It seems like backup vendors forgot about protecting NoSQL environments. Environments like Cassandra, MongoDB, Hortonworks, Couchbase, and Hadoop all need point-in-time protection. One reason for the lack of data protection solutions for these environments is that there is an assumption on the part of many, that these databases protect themselves. Another reason is legacy data protection solutions don’t have an architecture that is well suited to the massive data sets and eventually consistent data model that many NoSQL environments have.
NoSQL Can’t Backup Itself
Most NoSQL environments provide a replication model, where a copy of a data set is replicated two or three times to other nodes in the NoSQL cluster. This type of protection provides excellent recovery from situations like loss of media within a node, loss of an entire node and even loss of an entire data center. Replication, however, does not protect from data corruption caused by ransomware, user error or malicious user activity. Replication also does not provide any copy data management functionality for test/dev, cloud migrations or data archiving.
The NoSQL Data Management Challenge
NoSQL data sets are massive as is the compute required to respond to inquiries into that data set. As a result, most NoSQL environments are scale-out. Once the organization understands the importance of establishing a separate standalone backup of these environments, they not only have to find a solution specifically designed to protect them they have to figure out when is the best time to execute the backup process. Many of these environments are 24×7 in nature so finding “quiet time” for backup is very difficult. Another challenge is the “quiet time” can change based on usage, making finding the “quiet time” all the more difficult.
The NoSQL Ransomware Challenge
Because much of their data tends to be unstructured, NoSQL databases are prime targets for a ransomware attack. Point-in-time backups are an ideal recovery point but identifying that an attack is underway and stopping it is also critical. Additionally, since many ransomware programs now attack slowly to avoid detection, realizing that an attack is occurring may be difficult.
Ransomware attacks are more difficult to identify in NoSQL because of the number of files NoSQL typically manages compared to a legacy database which only has a few files.
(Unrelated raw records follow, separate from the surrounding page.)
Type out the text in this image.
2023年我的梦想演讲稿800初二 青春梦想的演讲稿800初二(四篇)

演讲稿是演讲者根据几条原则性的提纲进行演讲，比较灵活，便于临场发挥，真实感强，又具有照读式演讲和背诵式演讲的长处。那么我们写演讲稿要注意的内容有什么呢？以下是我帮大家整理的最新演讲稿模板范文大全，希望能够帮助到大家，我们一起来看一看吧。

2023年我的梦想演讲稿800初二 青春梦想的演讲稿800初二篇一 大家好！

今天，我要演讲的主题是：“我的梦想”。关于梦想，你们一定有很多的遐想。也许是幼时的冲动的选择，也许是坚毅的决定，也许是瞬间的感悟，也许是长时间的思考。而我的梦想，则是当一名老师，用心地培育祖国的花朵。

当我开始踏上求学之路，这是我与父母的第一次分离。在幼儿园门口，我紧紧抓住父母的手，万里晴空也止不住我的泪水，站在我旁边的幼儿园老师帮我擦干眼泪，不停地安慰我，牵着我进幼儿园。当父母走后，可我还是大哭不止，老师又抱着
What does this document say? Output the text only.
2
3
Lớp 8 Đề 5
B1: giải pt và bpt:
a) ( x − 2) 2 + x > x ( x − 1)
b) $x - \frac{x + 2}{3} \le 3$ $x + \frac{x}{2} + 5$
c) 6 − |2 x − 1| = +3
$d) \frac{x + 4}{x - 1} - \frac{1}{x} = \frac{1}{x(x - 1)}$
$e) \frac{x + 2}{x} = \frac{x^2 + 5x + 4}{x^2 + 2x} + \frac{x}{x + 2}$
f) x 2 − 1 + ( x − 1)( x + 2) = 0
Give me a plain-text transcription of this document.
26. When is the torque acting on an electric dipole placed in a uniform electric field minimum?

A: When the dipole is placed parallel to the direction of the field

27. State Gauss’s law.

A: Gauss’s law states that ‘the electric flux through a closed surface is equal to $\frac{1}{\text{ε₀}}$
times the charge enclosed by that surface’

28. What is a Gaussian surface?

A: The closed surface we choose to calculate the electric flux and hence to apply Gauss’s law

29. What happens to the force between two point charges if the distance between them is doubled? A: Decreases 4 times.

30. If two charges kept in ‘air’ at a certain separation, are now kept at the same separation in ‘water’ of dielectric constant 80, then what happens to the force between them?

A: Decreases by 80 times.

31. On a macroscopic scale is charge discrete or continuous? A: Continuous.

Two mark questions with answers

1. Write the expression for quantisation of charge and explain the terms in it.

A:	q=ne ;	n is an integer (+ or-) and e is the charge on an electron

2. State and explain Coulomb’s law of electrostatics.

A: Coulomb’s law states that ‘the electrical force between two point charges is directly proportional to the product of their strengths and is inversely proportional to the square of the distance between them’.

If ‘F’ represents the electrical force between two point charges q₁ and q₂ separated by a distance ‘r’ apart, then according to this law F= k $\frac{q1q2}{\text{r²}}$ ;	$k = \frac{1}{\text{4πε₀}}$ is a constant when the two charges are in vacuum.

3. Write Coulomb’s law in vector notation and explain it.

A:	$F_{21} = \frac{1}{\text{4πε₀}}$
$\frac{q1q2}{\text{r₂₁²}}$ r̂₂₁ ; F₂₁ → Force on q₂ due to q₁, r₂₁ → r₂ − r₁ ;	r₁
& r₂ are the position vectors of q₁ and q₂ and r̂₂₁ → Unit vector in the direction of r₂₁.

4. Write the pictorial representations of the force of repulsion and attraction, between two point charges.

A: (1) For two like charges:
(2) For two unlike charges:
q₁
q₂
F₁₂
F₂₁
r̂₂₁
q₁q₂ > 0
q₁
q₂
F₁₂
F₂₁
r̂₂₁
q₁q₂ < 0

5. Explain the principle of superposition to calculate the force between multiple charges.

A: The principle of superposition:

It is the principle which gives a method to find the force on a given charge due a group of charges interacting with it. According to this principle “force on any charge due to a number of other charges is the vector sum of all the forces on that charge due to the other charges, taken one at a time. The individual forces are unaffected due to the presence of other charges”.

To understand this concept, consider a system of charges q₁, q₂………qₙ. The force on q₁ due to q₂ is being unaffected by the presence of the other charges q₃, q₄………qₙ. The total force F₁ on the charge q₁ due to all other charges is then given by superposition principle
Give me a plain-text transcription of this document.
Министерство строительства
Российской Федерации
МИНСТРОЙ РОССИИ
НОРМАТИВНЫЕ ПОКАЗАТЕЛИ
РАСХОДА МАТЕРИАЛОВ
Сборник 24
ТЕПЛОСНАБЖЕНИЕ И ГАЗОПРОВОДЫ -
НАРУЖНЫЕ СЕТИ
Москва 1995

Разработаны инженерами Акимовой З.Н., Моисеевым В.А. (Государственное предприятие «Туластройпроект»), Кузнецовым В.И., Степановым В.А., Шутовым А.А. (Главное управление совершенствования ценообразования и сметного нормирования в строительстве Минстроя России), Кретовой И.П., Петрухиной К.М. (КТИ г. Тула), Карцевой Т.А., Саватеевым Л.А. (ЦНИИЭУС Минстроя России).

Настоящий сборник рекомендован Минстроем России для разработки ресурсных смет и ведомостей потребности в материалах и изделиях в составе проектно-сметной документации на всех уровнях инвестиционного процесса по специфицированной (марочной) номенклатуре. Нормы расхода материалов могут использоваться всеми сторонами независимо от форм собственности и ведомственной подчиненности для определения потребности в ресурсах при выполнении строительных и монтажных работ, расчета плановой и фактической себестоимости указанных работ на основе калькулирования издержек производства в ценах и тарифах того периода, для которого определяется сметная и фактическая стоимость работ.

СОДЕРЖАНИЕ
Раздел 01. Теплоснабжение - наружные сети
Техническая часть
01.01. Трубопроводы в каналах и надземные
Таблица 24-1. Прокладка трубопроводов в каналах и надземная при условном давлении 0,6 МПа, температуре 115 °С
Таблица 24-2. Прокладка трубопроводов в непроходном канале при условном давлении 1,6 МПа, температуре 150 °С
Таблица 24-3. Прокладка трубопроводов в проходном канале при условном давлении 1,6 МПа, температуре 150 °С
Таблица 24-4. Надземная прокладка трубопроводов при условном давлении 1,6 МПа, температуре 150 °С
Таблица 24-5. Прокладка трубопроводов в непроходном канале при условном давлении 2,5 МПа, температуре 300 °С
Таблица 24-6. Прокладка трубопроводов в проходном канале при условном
When ransomware attacks traditional databases, the impact is almost immediately noticeable. A NoSQL environment may run for weeks before detection occurs, which means the malware and corruption are infecting multiple, if not all backup copies.
Imanis 4.0 with SmartPolicies and ThreatSense
Imanis Data is a scale-out data protection solution purpose-built for NoSQL. Currently, they protect Cassandra, MongoDB, Hortonworks, Couchbase, Vertica and many others. The solution, however, goes beyond just protection; it also provides an orchestration of data to help with copy data management and automation to help with ransomware protection and RPO/RTO (Recovery Point Objective/Recovery Time Objective) optimization. The 4.0 release focuses on these last two categories.
Imanis Data’s 4.0 release provides organizations with SmartPolicies. These policies enable autonomous RPO-based backup powered by the software’s own machine learning capabilities. It monitors NoSQL cluster workloads and utilization to determine the backup frequency and how to prioritize resources. The combination enables organizations to meet RPOs better. The software also continuously monitors the environment to see if schedules need to adjust to maintain RPO adherence. It also provides guidance on the additional resources required to continue to meet desired RPOs in the future. Imanis Data 4.0 enables IT to set the desired RPO and makes the software determine the best time to perform the backup and how often to protect the environment.
Imanis Data’s ThreatSense analyzes protected data for anomalies that might indicate a ransomware attack or abnormal user behavior. It can detect an abnormal number of file changes over a specified period, which indicates a potential ransomware attack. It can also detect a large deletion of data which indicates a potential rogue user.
In 4.0, the feature is improved to provide users with the ability to provide feedback on ThreatSense reported anomalies. The feature then “learns” from the human input and updates the anomaly model.
The 4.0 release also adds “any point-in-time recovery” to all of the Imanis Data protected environments. Some environments don’t have a point-in-time recovery capability at all, and in others, the capability is difficult to use. Imanis Data makes it GUI driven. With this capability, IT can recover a NoSQL environment to any specified point-in-time without having to learn how to perform the function for each specific environment.
As NoSQL environments become mainstays in production and become more critical to the organization, protecting them must be more of an operational function instead of a NoSQL administrative function. Imanis Data’s 4.0 release provides the organization with that specific capability. IT operations can protect these environments as part of their standard data protection workflows and only have to learn one application to protect the various NoSQL environments the organization may have.